Popular Christmas songs like “Silver Bells” and “The 12 Days of Christmas” are classic sounds of the holiday season. Each holiday favorite has an interesting story behind it, some whimsical and some even a bit surprising. Here is a look at the origins of five popular Christmas tunes.
“Jingle Bell Rock.” Written by Joseph Beal and Jim Boothe, “Jingle Bell Rock” hit the airwaves in 1957. Bobby Helms, who had seen success as a country singer, recorded the rockabilly holiday song for Decca Records. It was released Dec. 23 and burst onto the pop charts in the sixth spot. Released as a single, its B-side was titled, “Captain Santa Claus and His Reindeer Space Patrol.”
“Rockin’ Around the Christmas Tree.” Johnny Marks penned “Rockin’ Around the Christmas Tree” for his own publishing company, St. Nicholas Music Inc. It was released in 1958. The song was recorded in July by a 13-year-old Brenda Lee, known as “Little Miss Dynamite.” According to SongFacts.com, music producer Owen Bradley set up the studio to get young Brenda in the holiday mood to record the s. The studio was chilled with air conditioning and was decorated with a Christmas tree. The song was not an instant hit in 1958, however. “Rockin’ Around the Christmas Tree” did not break the top 20 on the pop charts until 1960.
“Silver Bells.” Jay Livingston and Raymond Bernard Evans collaborated to create the Christmas song “Silver Bells.” It was written in 1950 for the 1951 movie The Lemon Drop Kid, starring Bob Hope.
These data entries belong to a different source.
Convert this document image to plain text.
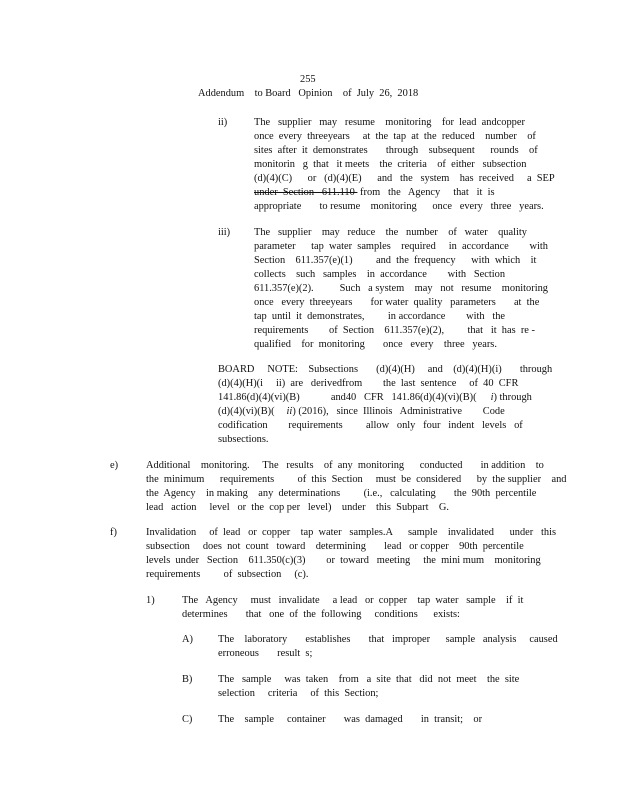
255
Addendum    to Board   Opinion    of  July  26,  2018
ii)	The   supplier   may   resume    monitoring    for  lead  andcopper
once  every  threeyears     at  the  tap  at  the  reduced    number    of
sites  after  it  demonstrates       through    subsequent      rounds    of
monitorin   g  that   it meets    the  criteria    of  either   subsection
(d)(4)(C)      or   (d)(4)(E)      and   the   system    has  received     a  SEP
under  Section   611.110  from   the   Agency     that   it  is
appropriate       to resume    monitoring      once   every   three   years.
iii) The   supplier    may   reduce    the   number    of   water    quality
parameter      tap  water  samples    required     in  accordance        with
Section    611.357(e)(1)         and  the  frequency      with  which    it
collects    such   samples    in  accordance        with   Section
611.357(e)(2).          Such   a system    may   not   resume    monitoring
once   every  threeyears       for water  quality   parameters       at  the
tap  until  it  demonstrates,         in accordance        with   the
requirements        of  Section    611.357(e)(2),         that   it  has  re -
qualified    for  monitoring       once   every    three   years.
BOARD     NOTE:    Subsections       (d)(4)(H)     and    (d)(4)(H)(i)       through
(d)(4)(H)(i     ii)  are   derivedfrom        the  last  sentence     of  40  CFR
141.86(d)(4)(vi)(B)            and40   CFR   141.86(d)(4)(vi)(B)( i) through
(d)(4)(vi)(B)( ii) (2016),   since  Illinois   Administrative        Code
codification        requirements         allow   only   four   indent   levels   of
subsections.
e)	Additional    monitoring.     The   results    of  any  monitoring      conducted       in addition    to
the  minimum      requirements         of  this  Section     must  be  considered      by  the supplier    and
the  Agency    in making    any  determinations         (i.e.,   calculating       the  90th  percentile
lead   action     level   or  the  cop per   level)    under    this  Subpart    G.
f)	Invalidation     of  lead   or  copper    tap  water   samples.A      sample    invalidated      under   this
subsection     does  not  count   toward    determining       lead   or copper    90th  percentile
levels  under   Section    611.350(c)(3)        or  toward   meeting     the  mini mum    monitoring
requirements         of  subsection     (c).
1)	The   Agency     must   invalidate     a lead   or  copper    tap  water   sample    if  it
determines       that   one  of  the  following     conditions      exists:
A) The    laboratory       establishes       that   improper      sample   analysis     caused
erroneous       result  s;
B) The   sample     was  taken    from   a  site  that   did  not  meet    the  site
selection     criteria     of  this  Section;
C) The    sample     container       was  damaged       in  transit;    or
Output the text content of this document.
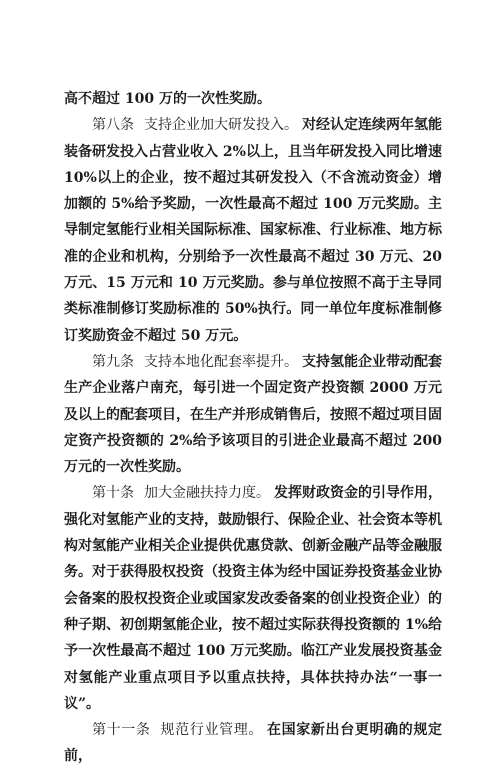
高不超过 100 万的一次性奖励。

第八条 支持企业加大研发投入。 对经认定连续两年氢能装备研发投入占营业收入 2%以上，且当年研发投入同比增速 10%以上的企业，按不超过其研发投入（不含流动资金）增加额的 5%给予奖励，一次性最高不超过 100 万元奖励。主导制定氢能行业相关国际标准、国家标准、行业标准、地方标准的企业和机构，分别给予一次性最高不超过 30 万元、20 万元、15 万元和 10 万元奖励。参与单位按照不高于主导同类标准制修订奖励标准的 50%执行。同一单位年度标准制修订奖励资金不超过 50 万元。

第九条 支持本地化配套率提升。 支持氢能企业带动配套生产企业落户南充，每引进一个固定资产投资额 2000 万元及以上的配套项目，在生产并形成销售后，按照不超过项目固定资产投资额的 2%给予该项目的引进企业最高不超过 200 万元的一次性奖励。

第十条 加大金融扶持力度。 发挥财政资金的引导作用，强化对氢能产业的支持，鼓励银行、保险企业、社会资本等机构对氢能产业相关企业提供优惠贷款、创新金融产品等金融服务。对于获得股权投资（投资主体为经中国证券投资基金业协会备案的股权投资企业或国家发改委备案的创业投资企业）的种子期、初创期氢能企业，按不超过实际获得投资额的 1%给予一次性最高不超过 100 万元奖励。临江产业发展投资基金对氢能产业重点项目予以重点扶持，具体扶持办法“一事一议”。

第十一条 规范行业管理。 在国家新出台更明确的规定前，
Livingston and Evans found their inspiration in the bells rung by the Salvation Army volunteers each year during the holiday season. The song’s original title was “Tinkle Bells,” but Livingston’s wife cautioned the songwriter that using the word tinkle to describe the bells might not be the best word choice. Tinkle was changed to silver, and a classic Christmas song was born.
“Sleigh Ride.” Leroy Anderson wrote the music to “Sleigh Ride.” In an 1960s interview with Dick Bertel, of WTCI Radio in Hartford, Conn., Anderson confided the song was written during a heat wave and actually was not written as a Christmas song. Anderson called “Sleigh Ride” a pictorial piece, designed for listeners to be inspired by its rhythm. The song’s lyrics, written by Mitchell Parish, came about five years after Anderson composed the music. “Sleigh Ride” was named the most popular piece of Christmas music in 2009 and 2010 by the American Society of Composers, Authors and Publishers (ASCAP).
“The 12 Days of Christmas.” According to TLC Family, the holiday song “The 12 Days of Christmas” originated sometime in the 16th century. The song tells a story of lavish gift giving in the form of a counting song, popular of that era. The song has been recorded countless times in its original form by artists including Burl Ives and even The Muppets. Several parody versions have been recorded as well.